NA = not applicable, na = not available.
Sources: Australian Institute of Health and Welfare (1998a, 1999a); Australian Bureau of Statistics, Private Hospitals Australia (catalogue number 4390.0); Productivity Commission (2000) Steering Committee for the Review of Commonwealth–State Service Provision.
The Department of Health, Housing and Community Care provides a comprehensive range of health-related services in the ACT, including health promotion, acute and emergency treatment, palliative care, community health services, disability services, mental health, alcohol and drug, and aged care services. A number of these services are also provided in the private sector within the ACT.
The number of full-time workload-equivalent general practitioners billing Medicare fell from 235 in 1997–98 to 226 in 1998–99. This equates to 0.76 general practitioners per thousand population in 1997–98, and 0.73 general practitioners per thousand population in 1998–99. More recent data were not available. However, one point that came to light during 1999–2000 was the reported lack of general practitioners in the Lanyon Valley area of the ACT where the ratio at the end of the reporting period was 0.19 general practitioners per thousand population (Valley View, 4 July 2000).
While in 1998–99 there were 226 full-time-equivalent general practitioners operating in the ACT, the total number of doctors billing Medicare in the ACT was 358, which included 180 general practitioners, 79 other medical practitioners and 99 specialists, a ratio of 1.15 of all doctors per thousand population. The Australian ratio was 2.22 of all doctors per thousand population. (Department of Health and Aged Care, 1999 – GP Branch unpublished). These figures are surprising when we consider that Regional Australia is included, as rural areas are poorly serviced in terms of numbers of doctors.
About the data
Valley View 4 July 2000, article on general practitioner services in Lanyon Valley.
Productivity Commission: Report on Government Services 2000, Volume 1.
Department of Health Housing and Community Care website: http://www.health.act.gov.au
'Setting the Agenda – Directions for health and community care in the ACT', A statement by the Minister for Health and Community Care, Michael Moore MLA, August 1998.
Australian Institute of Health and Welfare 1998a, Australian Hospital Statistics 1996–97, Cat. No. HSE 5, AGPS, Canberra.
Australian Institute of Health and Welfare 1999a, Australian Hospital Statistics 1997–98, Cat. No. HSE 6, AGPS, Canberra.
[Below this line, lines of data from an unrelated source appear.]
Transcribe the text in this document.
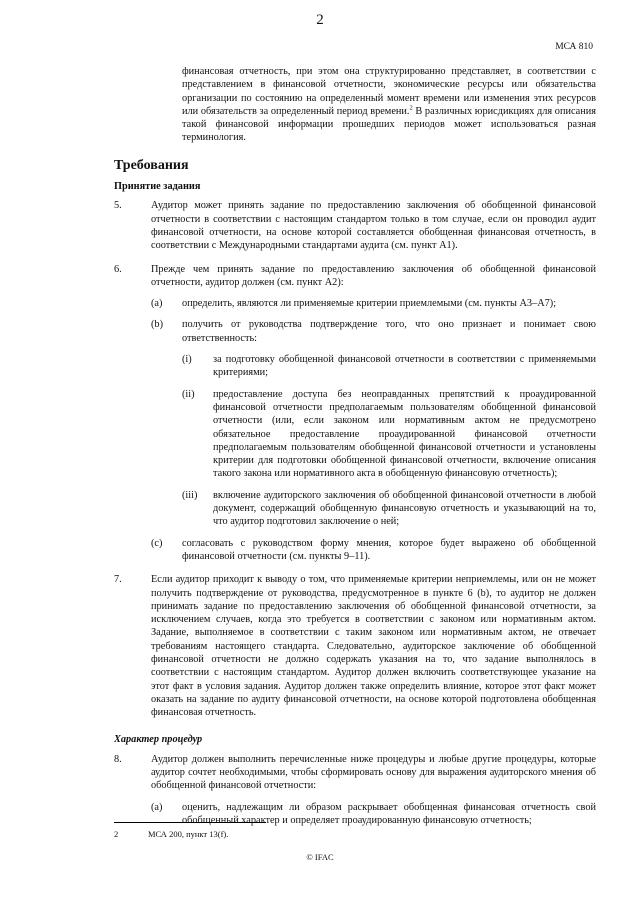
2
МСА 810

финансовая отчетность, при этом она структурированно представляет, в соответствии с представлением в финансовой отчетности, экономические ресурсы или обязательства организации по состоянию на определенный момент времени или изменения этих ресурсов или обязательств за определенный период времени.$^2$ В различных юрисдикциях для описания такой финансовой информации прошедших периодов может использоваться разная терминология.

Требования
Принятие задания
5.	Аудитор может принять задание по предоставлению заключения об обобщенной финансовой отчетности в соответствии с настоящим стандартом только в том случае, если он проводил аудит финансовой отчетности, на основе которой составляется обобщенная финансовая отчетность, в соответствии с Международными стандартами аудита (см. пункт A1).

6.	Прежде чем принять задание по предоставлению заключения об обобщенной финансовой отчетности, аудитор должен (см. пункт A2):

(a)	определить, являются ли применяемые критерии приемлемыми (см. пункты A3–A7);

(b)	получить от руководства подтверждение того, что оно признает и понимает свою ответственность:

(i)	за подготовку обобщенной финансовой отчетности в соответствии с применяемыми критериями;

(ii)	предоставление доступа без неоправданных препятствий к проаудированной финансовой отчетности предполагаемым пользователям обобщенной финансовой отчетности (или, если законом или нормативным актом не предусмотрено обязательное предоставление проаудированной финансовой отчетности предполагаемым пользователям обобщенной финансовой отчетности и установлены критерии для подготовки обобщенной финансовой отчетности, включение описания такого закона или нормативного акта в обобщенную финансовую отчетность);

(iii)	включение аудиторского заключения об обобщенной финансовой отчетности в любой документ, содержащий обобщенную финансовую отчетность и указывающий на то, что аудитор подготовил заключение о ней;

(c)	согласовать с руководством форму мнения, которое будет выражено об обобщенной финансовой отчетности (см. пункты 9–11).

7.	Если аудитор приходит к выводу о том, что применяемые критерии неприемлемы, или он не может получить подтверждение от руководства, предусмотренное в пункте 6 (b), то аудитор не должен принимать задание по предоставлению заключения об обобщенной финансовой отчетности, за исключением случаев, когда это требуется в соответствии с законом или нормативным актом. Задание, выполняемое в соответствии с таким законом или нормативным актом, не отвечает требованиям настоящего стандарта. Следовательно, аудиторское заключение об обобщенной финансовой отчетности не должно содержать указания на то, что задание выполнялось в соответствии с настоящим стандартом. Аудитор должен включить соответствующее указание на этот факт в условия задания. Аудитор должен также определить влияние, которое этот факт может оказать на задание по аудиту финансовой отчетности, на основе которой подготовлена обобщенная финансовая отчетность.

Характер процедур
8.	Аудитор должен выполнить перечисленные ниже процедуры и любые другие процедуры, которые аудитор сочтет необходимыми, чтобы сформировать основу для выражения аудиторского мнения об обобщенной финансовой отчетности:

(a)	оценить, надлежащим ли образом раскрывает обобщенная финансовая отчетность свой обобщенный характер и определяет проаудированную финансовую отчетность;

2	МСА 200, пункт 13(f).
© IFAC
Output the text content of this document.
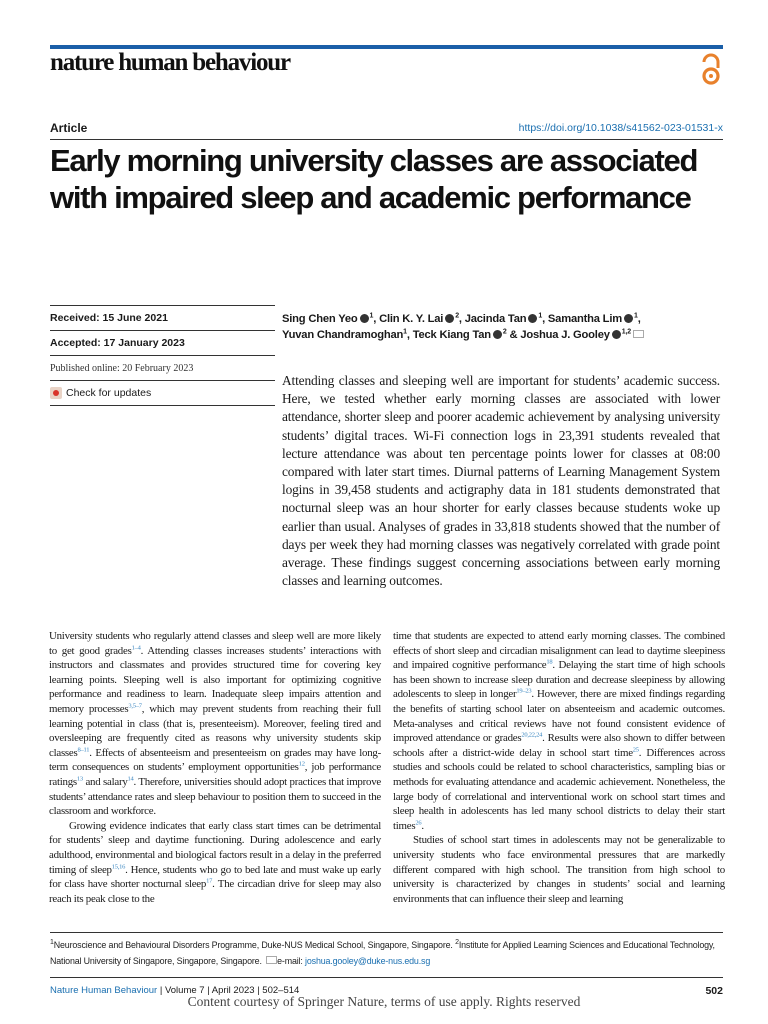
nature human behaviour
Article	https://doi.org/10.1038/s41562-023-01531-x
Early morning university classes are associated with impaired sleep and academic performance
Received: 15 June 2021
Accepted: 17 January 2023
Published online: 20 February 2023
Check for updates
Sing Chen Yeo $^1$, Clin K. Y. Lai $^2$, Jacinda Tan $^1$, Samantha Lim $^1$,
Yuvan Chandramoghan$^1$, Teck Kiang Tan $^2$ & Joshua J. Gooley $^{1,2}$

Attending classes and sleeping well are important for students’ academic success. Here, we tested whether early morning classes are associated with lower attendance, shorter sleep and poorer academic achievement by analysing university students’ digital traces. Wi-Fi connection logs in 23,391 students revealed that lecture attendance was about ten percentage points lower for classes at 08:00 compared with later start times. Diurnal patterns of Learning Management System logins in 39,458 students and actigraphy data in 181 students demonstrated that nocturnal sleep was an hour shorter for early classes because students woke up earlier than usual. Analyses of grades in 33,818 students showed that the number of days per week they had morning classes was negatively correlated with grade point average. These findings suggest concerning associations between early morning classes and learning outcomes.

University students who regularly attend classes and sleep well are more likely to get good grades$^{1-4}$. Attending classes increases students’ interactions with instructors and classmates and provides structured time for covering key learning points. Sleeping well is also important for optimizing cognitive performance and readiness to learn. Inadequate sleep impairs attention and memory processes$^{3,5-7}$, which may prevent students from reaching their full learning potential in class (that is, presenteeism). Moreover, feeling tired and oversleeping are frequently cited as reasons why university students skip classes$^{8-11}$. Effects of absenteeism and presenteeism on grades may have long-term consequences on students’ employment opportunities$^{12}$, job performance ratings$^{13}$ and salary$^{14}$. Therefore, universities should adopt practices that improve students’ attendance rates and sleep behaviour to position them to succeed in the classroom and workforce.

Growing evidence indicates that early class start times can be detrimental for students’ sleep and daytime functioning. During adolescence and early adulthood, environmental and biological factors result in a delay in the preferred timing of sleep$^{15,16}$. Hence, students who go to bed late and must wake up early for class have shorter nocturnal sleep$^{17}$. The circadian drive for sleep may also reach its peak close to the

time that students are expected to attend early morning classes. The combined effects of short sleep and circadian misalignment can lead to daytime sleepiness and impaired cognitive performance$^{18}$. Delaying the start time of high schools has been shown to increase sleep duration and decrease sleepiness by allowing adolescents to sleep in longer$^{19-23}$. However, there are mixed findings regarding the benefits of starting school later on absenteeism and academic outcomes. Meta-analyses and critical reviews have not found consistent evidence of improved attendance or grades$^{20,22,24}$. Results were also shown to differ between schools after a district-wide delay in school start time$^{25}$. Differences across studies and schools could be related to school characteristics, sampling bias or methods for evaluating attendance and academic achievement. Nonetheless, the large body of correlational and interventional work on school start times and sleep health in adolescents has led many school districts to delay their start times$^{26}$.

Studies of school start times in adolescents may not be generalizable to university students who face environmental pressures that are markedly different compared with high school. The transition from high school to university is characterized by changes in students’ social and learning environments that can influence their sleep and learning

$^1$Neuroscience and Behavioural Disorders Programme, Duke-NUS Medical School, Singapore, Singapore. $^2$Institute for Applied Learning Sciences and Educational Technology, National University of Singapore, Singapore, Singapore. e-mail: joshua.gooley@duke-nus.edu.sg
Nature Human Behaviour | Volume 7 | April 2023 | 502–514	502
Content courtesy of Springer Nature, terms of use apply. Rights reserved
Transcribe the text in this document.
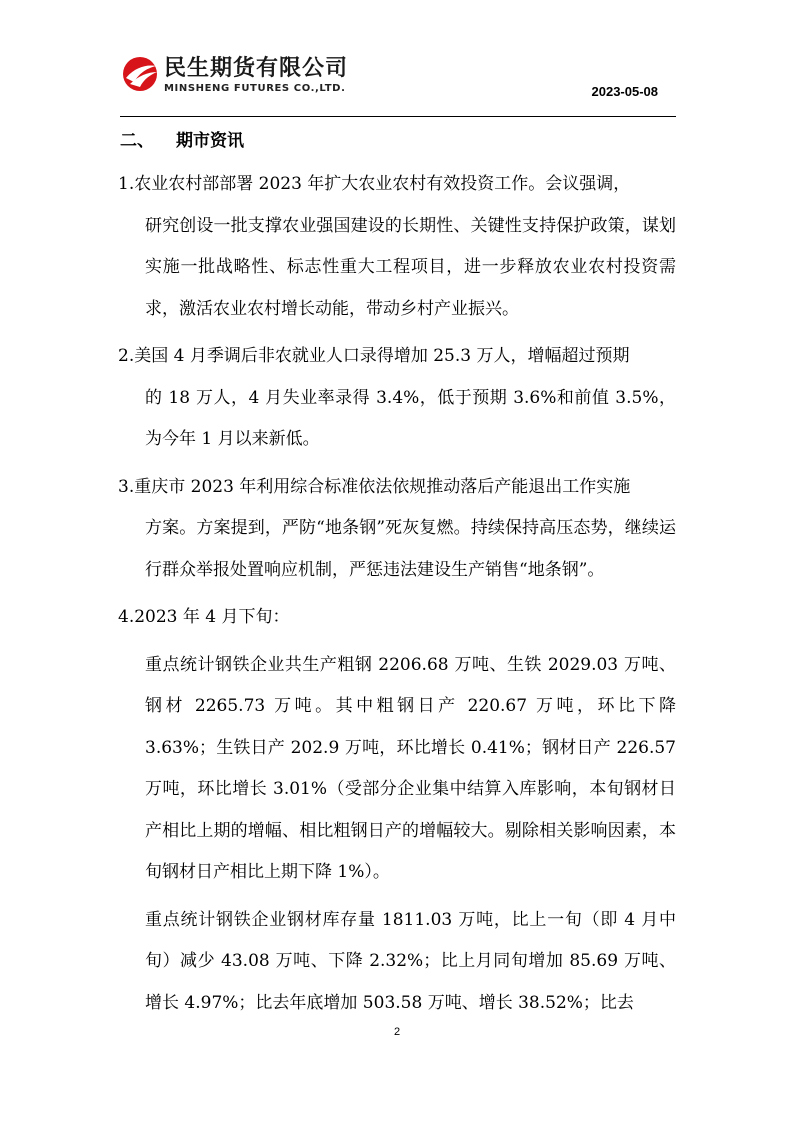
民生期货有限公司
MINSHENG FUTURES CO.,LTD.	2023-05-08
二、 期市资讯
1.农业农村部部署 2023 年扩大农业农村有效投资工作。会议强调，
研究创设一批支撑农业强国建设的长期性、关键性支持保护政策，谋划实施一批战略性、标志性重大工程项目，进一步释放农业农村投资需求，激活农业农村增长动能，带动乡村产业振兴。
2.美国 4 月季调后非农就业人口录得增加 25.3 万人，增幅超过预期
的 18 万人，4 月失业率录得 3.4%，低于预期 3.6%和前值 3.5%，为今年 1 月以来新低。
3.重庆市 2023 年利用综合标准依法依规推动落后产能退出工作实施
方案。方案提到，严防“地条钢”死灰复燃。持续保持高压态势，继续运行群众举报处置响应机制，严惩违法建设生产销售“地条钢”。
4.2023 年 4 月下旬：

重点统计钢铁企业共生产粗钢 2206.68 万吨、生铁 2029.03 万吨、钢材 2265.73 万吨。其中粗钢日产 220.67 万吨，环比下降 3.63%；生铁日产 202.9 万吨，环比增长 0.41%；钢材日产 226.57 万吨，环比增长 3.01%（受部分企业集中结算入库影响，本旬钢材日产相比上期的增幅、相比粗钢日产的增幅较大。剔除相关影响因素，本旬钢材日产相比上期下降 1%）。

重点统计钢铁企业钢材库存量 1811.03 万吨，比上一旬（即 4 月中旬）减少 43.08 万吨、下降 2.32%；比上月同旬增加 85.69 万吨、增长 4.97%；比去年底增加 503.58 万吨、增长 38.52%；比去

2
Australian Bureau of Statistics, Private Hospitals Australia, cat. no. 4390.0.
Productivity Commission 2000, Report on Government Services 2000, Volume 1: Education, Health, Steering Committee for the Review of Commonwealth–State Service Provision
Description: What does 'health services availability' measure?
Which data are collected?
- number, age and capacity of hospitals (as number of beds per '000)
- the number and diversity of health services in an area
- doctor to patient ratio (GP and specialists separately)
Why do we report this indicator?
The provision of health infrastructure and services is one factor contributing to the level of health in a community, enabling individuals and groups to be able to interact positively with each other and with the natural and human environment. The availability of health services in the Region is an indicator of the response by society to the need to provide adequate health care for all.